– Тогда омовение необходимо.
Ребе Мориц снова взял книгу и собирался перевернуть страницу, но Мойше-Цви все не унимался.
– А если, допустим, Худи спит в перчатках, знает, что там дырка, а потом я как тресну его по голове тяжелым куском арматуры – и он из-за травмы головы забудет про дыру в перчатке?
Ребе Мориц призадумался, несколько раз медленно, размеренно кивнул.
– Все зависит от того, в каком состоянии рассудка он пробудится ото сна. Пошли дальше?
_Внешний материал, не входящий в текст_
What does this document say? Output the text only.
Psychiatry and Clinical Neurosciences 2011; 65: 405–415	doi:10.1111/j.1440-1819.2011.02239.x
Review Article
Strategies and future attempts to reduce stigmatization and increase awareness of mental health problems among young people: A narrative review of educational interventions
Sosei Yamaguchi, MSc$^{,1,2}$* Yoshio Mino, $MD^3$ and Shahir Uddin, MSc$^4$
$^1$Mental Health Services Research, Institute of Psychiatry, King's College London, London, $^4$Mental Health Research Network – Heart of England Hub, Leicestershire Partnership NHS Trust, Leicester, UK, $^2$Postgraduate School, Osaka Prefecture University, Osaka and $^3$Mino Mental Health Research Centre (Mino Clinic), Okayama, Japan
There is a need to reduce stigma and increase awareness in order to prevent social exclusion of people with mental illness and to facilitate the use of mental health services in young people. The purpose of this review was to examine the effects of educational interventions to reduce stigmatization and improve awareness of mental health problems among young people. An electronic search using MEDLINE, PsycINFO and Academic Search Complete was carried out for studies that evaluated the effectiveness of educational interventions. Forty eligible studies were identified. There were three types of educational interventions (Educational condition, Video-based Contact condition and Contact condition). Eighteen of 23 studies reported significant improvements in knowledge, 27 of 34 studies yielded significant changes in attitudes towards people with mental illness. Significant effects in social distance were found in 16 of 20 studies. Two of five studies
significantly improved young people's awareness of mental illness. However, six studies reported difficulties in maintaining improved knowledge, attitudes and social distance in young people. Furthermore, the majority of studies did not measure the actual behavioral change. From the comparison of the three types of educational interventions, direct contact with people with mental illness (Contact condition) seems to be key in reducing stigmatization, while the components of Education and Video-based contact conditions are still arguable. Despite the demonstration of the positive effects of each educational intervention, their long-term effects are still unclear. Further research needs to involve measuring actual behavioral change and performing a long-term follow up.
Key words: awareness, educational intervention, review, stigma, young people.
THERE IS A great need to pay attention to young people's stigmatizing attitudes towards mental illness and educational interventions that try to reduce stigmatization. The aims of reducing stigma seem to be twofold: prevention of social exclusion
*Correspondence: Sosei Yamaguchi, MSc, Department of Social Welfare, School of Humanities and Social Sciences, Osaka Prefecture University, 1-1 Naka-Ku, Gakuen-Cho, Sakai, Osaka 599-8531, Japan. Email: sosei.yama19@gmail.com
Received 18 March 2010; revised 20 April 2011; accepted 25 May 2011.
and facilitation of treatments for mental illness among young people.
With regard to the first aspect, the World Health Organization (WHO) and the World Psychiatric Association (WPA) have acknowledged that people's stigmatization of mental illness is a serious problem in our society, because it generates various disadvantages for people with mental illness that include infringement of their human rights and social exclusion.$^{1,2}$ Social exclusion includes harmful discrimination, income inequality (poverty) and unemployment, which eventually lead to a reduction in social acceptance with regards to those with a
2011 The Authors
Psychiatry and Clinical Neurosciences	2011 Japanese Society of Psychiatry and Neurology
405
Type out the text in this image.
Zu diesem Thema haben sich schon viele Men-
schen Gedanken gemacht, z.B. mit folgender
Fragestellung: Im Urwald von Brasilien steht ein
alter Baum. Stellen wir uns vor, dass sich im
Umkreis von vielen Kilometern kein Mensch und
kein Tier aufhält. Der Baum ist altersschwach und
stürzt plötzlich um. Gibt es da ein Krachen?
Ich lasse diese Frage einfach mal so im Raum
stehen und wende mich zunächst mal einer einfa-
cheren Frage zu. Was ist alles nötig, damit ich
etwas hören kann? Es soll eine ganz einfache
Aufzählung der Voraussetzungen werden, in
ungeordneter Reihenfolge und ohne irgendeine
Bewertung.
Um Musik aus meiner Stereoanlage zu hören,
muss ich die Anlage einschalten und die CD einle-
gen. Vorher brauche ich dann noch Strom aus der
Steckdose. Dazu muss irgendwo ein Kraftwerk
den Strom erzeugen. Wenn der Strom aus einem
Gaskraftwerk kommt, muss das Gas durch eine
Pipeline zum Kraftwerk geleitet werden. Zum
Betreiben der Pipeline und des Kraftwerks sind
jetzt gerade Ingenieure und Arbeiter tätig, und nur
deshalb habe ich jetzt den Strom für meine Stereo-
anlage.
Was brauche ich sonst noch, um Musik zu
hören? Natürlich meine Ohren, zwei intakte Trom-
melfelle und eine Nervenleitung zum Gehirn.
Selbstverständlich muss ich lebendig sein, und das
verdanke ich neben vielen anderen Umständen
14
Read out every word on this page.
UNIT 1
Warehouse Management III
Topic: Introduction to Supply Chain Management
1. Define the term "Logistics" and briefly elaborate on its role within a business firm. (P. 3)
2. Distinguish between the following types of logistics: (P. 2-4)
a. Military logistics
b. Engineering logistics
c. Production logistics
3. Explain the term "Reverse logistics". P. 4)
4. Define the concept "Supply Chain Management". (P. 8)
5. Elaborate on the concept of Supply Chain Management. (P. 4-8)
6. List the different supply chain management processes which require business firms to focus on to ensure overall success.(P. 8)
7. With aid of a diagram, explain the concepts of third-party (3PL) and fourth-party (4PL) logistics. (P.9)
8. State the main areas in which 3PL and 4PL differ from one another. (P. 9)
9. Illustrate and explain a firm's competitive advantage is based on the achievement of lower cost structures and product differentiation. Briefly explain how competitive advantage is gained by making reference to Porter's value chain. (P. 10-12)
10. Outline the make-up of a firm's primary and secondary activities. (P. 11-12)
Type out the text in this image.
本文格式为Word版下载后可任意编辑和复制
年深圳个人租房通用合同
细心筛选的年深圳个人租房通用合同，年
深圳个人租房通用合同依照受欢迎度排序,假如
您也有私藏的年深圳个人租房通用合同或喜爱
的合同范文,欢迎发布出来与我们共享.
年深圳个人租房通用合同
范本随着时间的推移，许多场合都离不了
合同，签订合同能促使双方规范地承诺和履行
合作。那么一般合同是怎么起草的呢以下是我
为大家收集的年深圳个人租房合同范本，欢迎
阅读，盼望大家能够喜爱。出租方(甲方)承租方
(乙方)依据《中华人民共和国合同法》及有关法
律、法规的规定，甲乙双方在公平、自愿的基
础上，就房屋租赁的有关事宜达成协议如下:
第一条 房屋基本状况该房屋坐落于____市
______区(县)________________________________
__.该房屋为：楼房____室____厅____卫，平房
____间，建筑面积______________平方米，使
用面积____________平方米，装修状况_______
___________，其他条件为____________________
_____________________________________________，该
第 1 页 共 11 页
– Нет, – сказал Мойше-Цви. – Мы еще не поговорили о том, можно ли спать в перчатках без пальцев.
– Ой, Мой-ши-и-ик.
Мориц поехал дальше. Заговорил про собственно омовение, как его делать правильно. Я не слушал – отчасти потому, что, если не знать, как правильно, можно делать по-своему. Но в основном не слушал я потому, что совсем отвлекся, глядел в окно, высматривал эту праздничную девушку в белом. Она исчезла, и я начал сомневаться, видел ли ее вообще. Может, она просто плод моего воображения, физическое воплощение моих мыслей о Ту бе-аве, образ девушки, танцующей в платье на сборе винограда, сложившийся у меня в голове.
Нужно было это выяснить.
Я встал из-за стола. Мойше-Цви, когда я проходил мимо, вручил мне пластмассовую миску из-под хлопьев. Я вышел, допивая сладковатое молоко. Выбросил миску в урну у входа, надел свою черную шляпу.
Когда я иду погулять, то всегда стараюсь надеть пиджак и шляпу. Чтобы выглядеть солидно и почтенно. «Респектабельно», как говорит мой папа.
Лето еще не кончилось, на улице пахло скошенной травой. Вдалеке жужжала косилка. Деревья, растущие вдоль улицы, покачивались под приятным ветерком.
Обычно я хожу медленно, задумавшись. Не обращаю внимания, ни где нахожусь, ни куда направляюсь. Но сегодня я двигался целеустремленно, систематично осматривал все перекрестки, бросал хотя бы один взгляд на каждую улицу.
Увидел я ее на Целлан. Она дергала за поводок, тащила за собой собачку, но та учуяла что-то интересное у ствола дерева и рыла землю, согнув лапы, сопротивляясь.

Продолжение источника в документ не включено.